Another error is the supposition that the impersonal, which the universe, the cosmos, obviously is, can somehow create the personal. You notice the personal language here: the universe made us. Usually when you think of making something, you think of intention, mind, purpose. Somehow, all of this is given to an impersonal something. The impersonal something, the universe, somehow has personality in order to make us. But, of course, that is not what Sagan is saying. He is saying it all happened by chance. We simply evolved. But we are persons; we have purpose. So, he says that all of this came about somehow in an impersonal way from that which is impersonal. I maintain that is foolishness.
Perhaps the greatest of all foolishness is to suppose that somehow in that kind of a closed, materialistic system excluding God, moral purpose and moral obligation can come about. If I am the accident of the universe, why do I owe anybody anything? I don’t. I am not answerable to anything. How am I answerable to an impersonal universe? It just happened that way. Yet, Sagan cannot live with that kind of a universe. So, he projects moral values into it. It is written, “I will destroy the wisdom of the wise; the intelligence of the intelligent I will frustrate” (v. 19).
Let me say that if there were no other reason for believing what Paul says, we still have the great fact of the cross of Jesus Christ. Jesus, in Christian theology, is God. So, here is a case of man killing God when God places himself within the power of man. But look, even if you exclude the divinity of Christ, Jesus was, nevertheless, by the acknowledged judgment of the majority of men and women on the face of the planet, the most perfect man who ever lived. Yet, what was the response of human beings toward him? They killed him. Where is the folly of the so-called wisdom of the world more clearly seen than at that crucifixion?

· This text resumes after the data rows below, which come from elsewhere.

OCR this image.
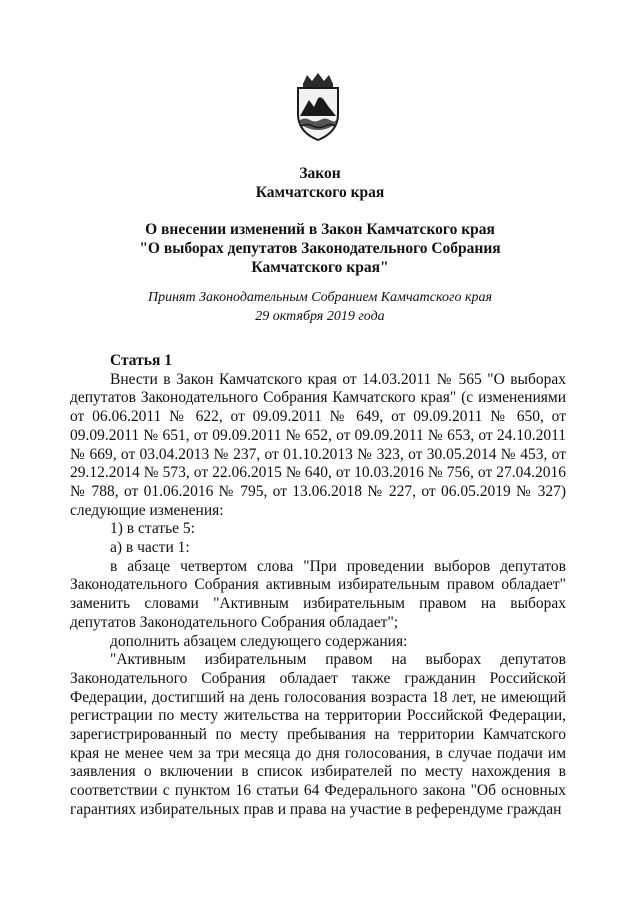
Закон
Камчатского края
О внесении изменений в Закон Камчатского края
"О выборах депутатов Законодательного Собрания
Камчатского края"
Принят Законодательным Собранием Камчатского края
29 октября 2019 года
Статья 1

Внести в Закон Камчатского края от 14.03.2011 № 565 "О выборах депутатов Законодательного Собрания Камчатского края" (с изменениями от 06.06.2011 № 622, от 09.09.2011 № 649, от 09.09.2011 № 650, от 09.09.2011 № 651, от 09.09.2011 № 652, от 09.09.2011 № 653, от 24.10.2011 № 669, от 03.04.2013 № 237, от 01.10.2013 № 323, от 30.05.2014 № 453, от 29.12.2014 № 573, от 22.06.2015 № 640, от 10.03.2016 № 756, от 27.04.2016 № 788, от 01.06.2016 № 795, от 13.06.2018 № 227, от 06.05.2019 № 327) следующие изменения:

1) в статье 5:

а) в части 1:

в абзаце четвертом слова "При проведении выборов депутатов Законодательного Собрания активным избирательным правом обладает" заменить словами "Активным избирательным правом на выборах депутатов Законодательного Собрания обладает";

дополнить абзацем следующего содержания:

"Активным избирательным правом на выборах депутатов Законодательного Собрания обладает также гражданин Российской Федерации, достигший на день голосования возраста 18 лет, не имеющий регистрации по месту жительства на территории Российской Федерации, зарегистрированный по месту пребывания на территории Камчатского края не менее чем за три месяца до дня голосования, в случае подачи им заявления о включении в список избирателей по месту нахождения в соответствии с пунктом 16 статьи 64 Федерального закона "Об основных гарантиях избирательных прав и права на участие в референдуме граждан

The second section of Paul’s treatment of wisdom and folly here is the power of what the world would call the “foolishness of God.” Later on, Paul is going to show that it is not at all foolish. As a matter of fact, it is a deep wisdom – wisdom even beyond the Apostle Paul because there are things about it that he does not fully understand. He says so elsewhere. But, nevertheless, this Gospel, this cross, which is the burden of his message and which is the burden of this book, is, in the eyes of the world, utterly foolish. You can talk about psychology and learn a great deal about it. You can talk about how men think and how men think women react, and all of those things. The world will say, “Ah, my, what a wise man that person is. What a wise woman she is to be talking that way and to know all of that.” You can talk about sociology and evolution, and various aspects of today’s modern science, and people say, “Oh, my, what a brilliant person he is.” You talk about God who so loved the world that he sent his Son, Jesus Christ, to die in order that whoever believes in him might not perish but have everlasting life. What does the world say? The world says, “I never heard anything so foolish in my life.” Yet, that is the Gospel. That is the power of God. That is what changes lives. That is reality.